As social welfare professionals, I feel we must be mindful that universalism is a western imperialist concept. Vishanthie Sewpaul (2006) notes that universalism holds potential to “dilute or even annihilate local cultures and traditions and to deny context specific realities” (p. 421). As seen in Sinha’s A Global Perspective on Gender (2012), universalizing the definition and concept of gender is an imperialist tendency which could be detrimental when trying to understand non-gender conforming populations such as the Oyo-Yoruba and the amrads. Social work professionals should not only be seeking to incorporate individualistic culture, values, and beliefs into the definitions of international social work, but also into their proposed interventions as well. Instead of focusing on the prospective challenges noted by Cox and Pawar, international social works should be questioning: (1) how can local community members be implemented in the creation, organization, management, and fruition of the local-development intervention, (2) what local resources and energies are available and who are the community's neighboring allies, and (3) how can the community band together when faced with opposition from national authorities and ruling classes?
References
Cox, D. & Pawar, M. (2013).

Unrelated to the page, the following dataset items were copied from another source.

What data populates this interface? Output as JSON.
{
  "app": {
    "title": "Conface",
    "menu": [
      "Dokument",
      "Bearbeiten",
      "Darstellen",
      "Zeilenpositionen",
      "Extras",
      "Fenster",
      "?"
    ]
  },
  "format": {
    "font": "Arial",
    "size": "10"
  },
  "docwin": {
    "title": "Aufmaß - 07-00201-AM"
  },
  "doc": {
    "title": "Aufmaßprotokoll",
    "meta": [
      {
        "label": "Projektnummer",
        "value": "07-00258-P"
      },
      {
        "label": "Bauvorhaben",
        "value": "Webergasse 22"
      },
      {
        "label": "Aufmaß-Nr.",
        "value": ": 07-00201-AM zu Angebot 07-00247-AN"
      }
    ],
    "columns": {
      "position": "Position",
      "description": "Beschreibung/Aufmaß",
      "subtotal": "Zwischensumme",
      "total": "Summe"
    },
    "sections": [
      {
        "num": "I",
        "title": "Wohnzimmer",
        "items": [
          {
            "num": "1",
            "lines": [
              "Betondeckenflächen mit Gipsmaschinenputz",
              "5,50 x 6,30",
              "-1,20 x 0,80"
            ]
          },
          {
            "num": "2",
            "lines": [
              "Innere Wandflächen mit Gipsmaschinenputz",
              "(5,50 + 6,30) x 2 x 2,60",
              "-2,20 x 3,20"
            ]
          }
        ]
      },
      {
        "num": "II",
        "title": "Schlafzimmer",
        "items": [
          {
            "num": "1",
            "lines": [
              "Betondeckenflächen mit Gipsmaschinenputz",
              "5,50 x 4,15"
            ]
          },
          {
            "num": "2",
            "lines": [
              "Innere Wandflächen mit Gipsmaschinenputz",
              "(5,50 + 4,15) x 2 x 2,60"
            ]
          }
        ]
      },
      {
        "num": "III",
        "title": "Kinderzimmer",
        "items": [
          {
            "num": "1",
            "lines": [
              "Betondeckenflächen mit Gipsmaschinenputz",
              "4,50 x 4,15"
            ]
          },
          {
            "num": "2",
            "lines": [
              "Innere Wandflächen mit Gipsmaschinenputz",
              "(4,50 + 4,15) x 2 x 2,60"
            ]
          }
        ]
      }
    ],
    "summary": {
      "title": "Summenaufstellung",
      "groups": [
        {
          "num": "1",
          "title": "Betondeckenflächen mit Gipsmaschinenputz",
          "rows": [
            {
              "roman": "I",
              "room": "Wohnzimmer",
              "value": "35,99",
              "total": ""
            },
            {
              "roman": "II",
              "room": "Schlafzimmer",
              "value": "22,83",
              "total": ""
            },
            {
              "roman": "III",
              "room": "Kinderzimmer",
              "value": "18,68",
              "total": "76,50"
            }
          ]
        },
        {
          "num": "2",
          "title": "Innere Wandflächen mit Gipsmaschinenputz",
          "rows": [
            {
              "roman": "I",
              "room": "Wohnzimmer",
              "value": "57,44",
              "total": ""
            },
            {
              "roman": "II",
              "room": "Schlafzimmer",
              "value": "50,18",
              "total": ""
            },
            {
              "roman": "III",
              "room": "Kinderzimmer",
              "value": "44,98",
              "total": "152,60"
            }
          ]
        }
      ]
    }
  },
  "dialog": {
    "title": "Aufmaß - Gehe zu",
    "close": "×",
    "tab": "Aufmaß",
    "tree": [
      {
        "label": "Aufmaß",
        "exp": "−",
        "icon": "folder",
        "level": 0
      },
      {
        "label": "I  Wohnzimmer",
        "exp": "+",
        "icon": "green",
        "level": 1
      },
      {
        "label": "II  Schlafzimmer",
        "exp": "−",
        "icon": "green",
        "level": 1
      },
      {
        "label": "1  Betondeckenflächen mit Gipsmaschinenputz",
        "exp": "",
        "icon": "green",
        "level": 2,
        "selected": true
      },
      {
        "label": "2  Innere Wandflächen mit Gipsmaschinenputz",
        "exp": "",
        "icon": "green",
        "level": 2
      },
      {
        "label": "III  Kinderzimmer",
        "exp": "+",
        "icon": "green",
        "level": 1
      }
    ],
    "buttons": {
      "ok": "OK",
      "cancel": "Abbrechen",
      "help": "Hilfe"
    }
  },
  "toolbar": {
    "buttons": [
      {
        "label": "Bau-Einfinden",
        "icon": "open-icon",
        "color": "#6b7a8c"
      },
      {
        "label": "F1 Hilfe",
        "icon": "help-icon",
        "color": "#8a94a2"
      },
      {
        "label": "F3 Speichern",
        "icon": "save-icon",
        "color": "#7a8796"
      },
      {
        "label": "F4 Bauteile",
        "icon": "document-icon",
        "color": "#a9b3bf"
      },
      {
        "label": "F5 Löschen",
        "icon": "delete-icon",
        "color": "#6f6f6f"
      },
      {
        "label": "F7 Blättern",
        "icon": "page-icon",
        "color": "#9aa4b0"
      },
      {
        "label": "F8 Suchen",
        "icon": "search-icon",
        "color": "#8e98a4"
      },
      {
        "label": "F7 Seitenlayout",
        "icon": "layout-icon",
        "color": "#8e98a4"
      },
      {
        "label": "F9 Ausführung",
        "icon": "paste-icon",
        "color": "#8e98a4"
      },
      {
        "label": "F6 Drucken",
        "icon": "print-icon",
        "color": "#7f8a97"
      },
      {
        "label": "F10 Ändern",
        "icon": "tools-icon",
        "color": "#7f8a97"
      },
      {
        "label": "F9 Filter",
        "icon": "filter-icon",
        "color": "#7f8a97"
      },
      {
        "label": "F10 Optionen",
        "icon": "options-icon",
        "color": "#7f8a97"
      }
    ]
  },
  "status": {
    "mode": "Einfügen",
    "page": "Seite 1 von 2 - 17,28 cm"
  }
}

International Social Work: Issues, Strategies, and Programs. Thousand Oaks: Sage.
Loomba, A. & Lukose, R. (Eds). Sinha, M. (2012). South Asian Feminisms. Durham: Duke U Press.
Midgeley, J. (2001). Issues in International Social Work: Resolving Critical Debates in the Profession. Journal of Social Work, 1, 21-35.
Sewpaul, V. (2006). The Global-Local Dialect: Challenges in African Scholarship and Social Work in a Post-Colonial World, British Journal of Social Work, 36, 419-34.